Avec Emmanuel Macron, le pays est confronté à une combinaison remarquable, l’idéologie néolibérale naturalisée et le chef qui est là pour l’appliquer. En expliquant que les Français ont envie que cette place vide soit désormais occupée, entendez par un exécutif fort et actif qui va, grâce à sa volonté réelle, transformer de fond en comble le pays, ce qu’il propose à chacun, c’est de redevenir ce petit enfant insouciant. Insouciant malgré le terrorisme, malgré la guerre, malgré l’exercice de la domination entrepreneuriale au cœur de toutes nos institutions publiques et privées, malgré l’esclavage qui redevient banalité du mal à l’ombre de l’Europe.

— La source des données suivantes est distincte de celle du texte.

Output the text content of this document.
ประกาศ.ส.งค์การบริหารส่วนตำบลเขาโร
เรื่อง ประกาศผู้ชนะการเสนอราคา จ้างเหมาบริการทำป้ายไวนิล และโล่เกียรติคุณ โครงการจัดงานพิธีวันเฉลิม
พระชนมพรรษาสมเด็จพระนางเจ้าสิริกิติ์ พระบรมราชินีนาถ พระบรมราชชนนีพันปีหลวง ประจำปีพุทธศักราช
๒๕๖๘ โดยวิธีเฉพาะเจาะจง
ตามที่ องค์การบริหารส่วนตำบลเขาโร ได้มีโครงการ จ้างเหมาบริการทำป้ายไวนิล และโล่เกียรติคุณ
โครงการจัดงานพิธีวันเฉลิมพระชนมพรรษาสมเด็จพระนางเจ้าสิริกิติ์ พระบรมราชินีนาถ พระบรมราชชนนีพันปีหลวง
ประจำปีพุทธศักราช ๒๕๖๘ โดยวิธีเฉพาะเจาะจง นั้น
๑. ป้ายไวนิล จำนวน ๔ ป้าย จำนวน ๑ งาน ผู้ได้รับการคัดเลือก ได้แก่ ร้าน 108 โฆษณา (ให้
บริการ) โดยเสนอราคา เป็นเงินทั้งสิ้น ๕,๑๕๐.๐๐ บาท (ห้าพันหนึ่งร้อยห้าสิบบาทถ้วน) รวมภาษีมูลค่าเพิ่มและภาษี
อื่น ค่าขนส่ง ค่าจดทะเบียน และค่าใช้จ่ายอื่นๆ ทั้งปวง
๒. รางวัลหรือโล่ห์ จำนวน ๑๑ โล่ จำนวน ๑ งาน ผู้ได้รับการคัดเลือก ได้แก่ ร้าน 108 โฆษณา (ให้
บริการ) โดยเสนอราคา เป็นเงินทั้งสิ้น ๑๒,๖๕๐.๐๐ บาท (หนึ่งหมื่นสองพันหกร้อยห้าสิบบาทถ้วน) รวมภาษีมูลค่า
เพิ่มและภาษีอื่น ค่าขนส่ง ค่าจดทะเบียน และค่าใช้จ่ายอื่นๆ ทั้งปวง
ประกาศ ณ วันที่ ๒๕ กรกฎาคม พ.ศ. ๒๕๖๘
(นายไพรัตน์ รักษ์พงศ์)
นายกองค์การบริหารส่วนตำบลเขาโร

Mais ce sont justement des enfants qui ne sont pas d’accord et manifestent pour dire qu’ils ne veulent pas vivre dans ce monde-là ni de droite ni de gauche, sans conflit et sans libertés démocratiques. Ils nous le disent sur les pancartes et banderoles brandies dans le froid de l’hiver : «Laissez-nous étudier», «La destruction de l’éducation est toujours le premier pas des dictatures», «1968, 2018, ils la célèbrent, nous la ferons».

(1) Macron par Touraine, éd. de L’Aube, février.